Whether phyllodes tumors are benign, borderline, or malignant, the treatment is the same: surgery to remove the tumor, along with at least 1 centimeter of surrounding healthy breast tissue. Some doctors feel that an even wider margin of healthy tissue should be removed. This approach is sometimes called "wide excision."
Wide excision is important because studies have shown that when wide excision is not done, phyllodes tumors are more likely to recur (come back) in the same area of the breast. This is true whether the tumor is benign or malignant.
If you had a phyllodes tumor removed with excisional biopsy, you may need to have surgery again to achieve these wide margins around the tumor. This can mean having a lumpectomy, or in some cases, mastectomy. If your phyllodes tumor was benign, you and your doctor may feel comfortable watching the area closely instead of operating again. In most cases, though, more surgery is recommended.

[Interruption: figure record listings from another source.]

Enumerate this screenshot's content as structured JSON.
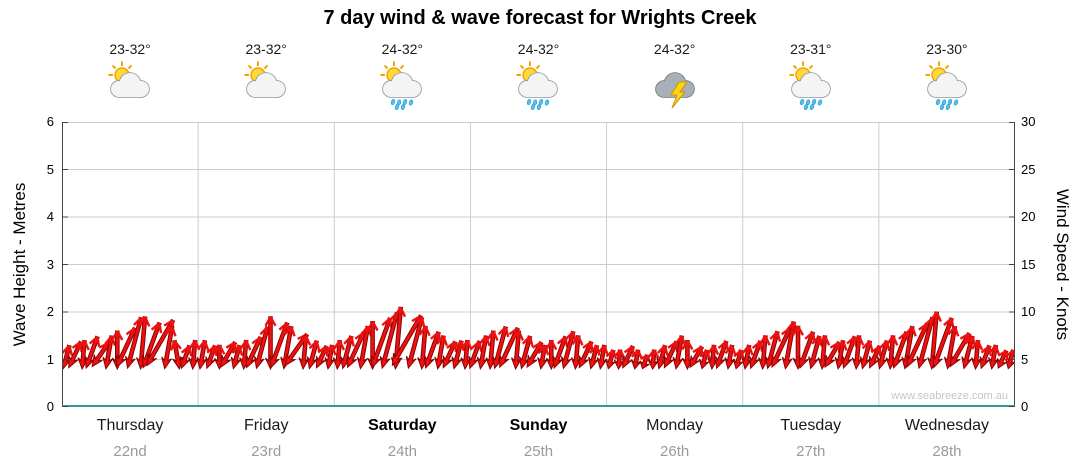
{
  "title": "7 day wind & wave forecast for Wrights Creek",
  "watermark": "www.seabreeze.com.au",
  "axes": {
    "left_label": "Wave Height - Metres",
    "right_label": "Wind Speed - Knots",
    "left_ticks": [
      0,
      1,
      2,
      3,
      4,
      5,
      6
    ],
    "right_ticks": [
      0,
      5,
      10,
      15,
      20,
      25,
      30
    ]
  },
  "colors": {
    "arrow_fill": "#ee1111",
    "arrow_stroke": "#8b0000",
    "grid": "#cccccc",
    "axis": "#444444",
    "baseline": "#2e9b9b",
    "sun": "#FFD93B",
    "sun_stroke": "#F0A500",
    "rain": "#55C0EE",
    "bolt": "#FFD417"
  },
  "chart_data": {
    "type": "wind-arrow-series",
    "title": "7 day wind & wave forecast for Wrights Creek",
    "left_axis": {
      "label": "Wave Height - Metres",
      "range": [
        0,
        6
      ]
    },
    "right_axis": {
      "label": "Wind Speed - Knots",
      "range": [
        0,
        30
      ]
    },
    "wind_unit": "knots",
    "arrow_tail_knots": 4,
    "days": [
      {
        "name": "Thursday",
        "date": "22nd",
        "temp": "23-32°",
        "icon": "partly-cloudy",
        "bold": false,
        "wind_knots": [
          6.5,
          7,
          7,
          7.5,
          7,
          7.5,
          8,
          8.5,
          9.5,
          9.5,
          9,
          9.5,
          8.5,
          7,
          6.5,
          7
        ],
        "wind_dir_deg": [
          195,
          205,
          185,
          200,
          215,
          190,
          180,
          205,
          195,
          185,
          200,
          210,
          190,
          170,
          200,
          185
        ]
      },
      {
        "name": "Friday",
        "date": "23rd",
        "temp": "23-32°",
        "icon": "partly-cloudy",
        "bold": false,
        "wind_knots": [
          7,
          6.5,
          6.5,
          7,
          6.5,
          7,
          7.5,
          8.5,
          9.5,
          9,
          8.5,
          8,
          7.5,
          7,
          6.5,
          6.5
        ],
        "wind_dir_deg": [
          190,
          200,
          180,
          210,
          195,
          185,
          205,
          195,
          180,
          200,
          190,
          215,
          185,
          195,
          205,
          190
        ]
      },
      {
        "name": "Saturday",
        "date": "24th",
        "temp": "24-32°",
        "icon": "sun-showers",
        "bold": true,
        "wind_knots": [
          7,
          7.5,
          8,
          8.5,
          9,
          9.5,
          10,
          10.5,
          10,
          9.5,
          8.5,
          8,
          7.5,
          7,
          7,
          7
        ],
        "wind_dir_deg": [
          185,
          195,
          205,
          190,
          180,
          200,
          195,
          185,
          210,
          195,
          185,
          200,
          190,
          205,
          195,
          185
        ]
      },
      {
        "name": "Sunday",
        "date": "25th",
        "temp": "24-32°",
        "icon": "sun-showers",
        "bold": true,
        "wind_knots": [
          7,
          7.5,
          8,
          8.5,
          8.5,
          8,
          7.5,
          7,
          6.5,
          7,
          7.5,
          8,
          7.5,
          7,
          6.5,
          6.5
        ],
        "wind_dir_deg": [
          200,
          190,
          185,
          195,
          205,
          185,
          195,
          210,
          190,
          180,
          200,
          195,
          185,
          205,
          195,
          190
        ]
      },
      {
        "name": "Monday",
        "date": "26th",
        "temp": "24-32°",
        "icon": "thunderstorm",
        "bold": false,
        "wind_knots": [
          6,
          6,
          6.5,
          6,
          5.5,
          6,
          6.5,
          7,
          7.5,
          7,
          6.5,
          6,
          6.5,
          7,
          6.5,
          6
        ],
        "wind_dir_deg": [
          195,
          185,
          205,
          190,
          200,
          185,
          195,
          205,
          190,
          180,
          210,
          195,
          185,
          200,
          190,
          195
        ]
      },
      {
        "name": "Tuesday",
        "date": "27th",
        "temp": "23-31°",
        "icon": "sun-showers",
        "bold": false,
        "wind_knots": [
          6.5,
          7,
          7.5,
          8,
          8.5,
          9,
          8.5,
          8,
          7.5,
          7.5,
          7,
          7,
          7.5,
          7.5,
          7,
          6.5
        ],
        "wind_dir_deg": [
          190,
          200,
          185,
          195,
          205,
          190,
          180,
          200,
          195,
          185,
          210,
          190,
          200,
          185,
          195,
          205
        ]
      },
      {
        "name": "Wednesday",
        "date": "28th",
        "temp": "23-30°",
        "icon": "sun-showers",
        "bold": false,
        "wind_knots": [
          7,
          7.5,
          8,
          8.5,
          9,
          9.5,
          10,
          9.5,
          8.5,
          8,
          7.5,
          7,
          6.5,
          6.5,
          6,
          6
        ],
        "wind_dir_deg": [
          195,
          185,
          200,
          190,
          205,
          195,
          185,
          200,
          190,
          210,
          195,
          185,
          200,
          190,
          205,
          195
        ]
      }
    ]
  }
}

Possible surgical procedures to achieve wide excision for phyllodes tumors are:
- Lumpectomy: The surgeon removes the tumor (the "lump") and at least 1 cm of normal tissue surrounding it.
If the phyllodes tumor is very large and/or the breast is small, it may be too difficult to do a wide excision and preserve enough healthy breast tissue to achieve a natural look. In this case, your doctor may recommend mastectomy:
- Partial or segmental mastectomy: The surgeon removes the portion of the breast that contains the phyllodes tumor.
- Total or simple mastectomy: The surgeon removes the entire breast, but nothing else (such as lymph nodes or muscle).
If you feel strongly about having a lumpectomy rather than mastectomy, your doctor may agree to remove a smaller margin of healthy tissue. However, a margin of less than 1 cm does increase the risk of recurrence later. You and your doctor can work together to decide what's best for your situation.
Phyllodes tumors rarely spread to the underarm lymph nodes, so in most cases it is not necessary to remove any of them.
Malignant phyllodes tumors are rare. In cases of malignant phyllodes tumors that have not spread outside the breast, radiation may be used. If a malignant phyllodes tumor has metastasized to other parts of the body, treatment would include chemotherapy.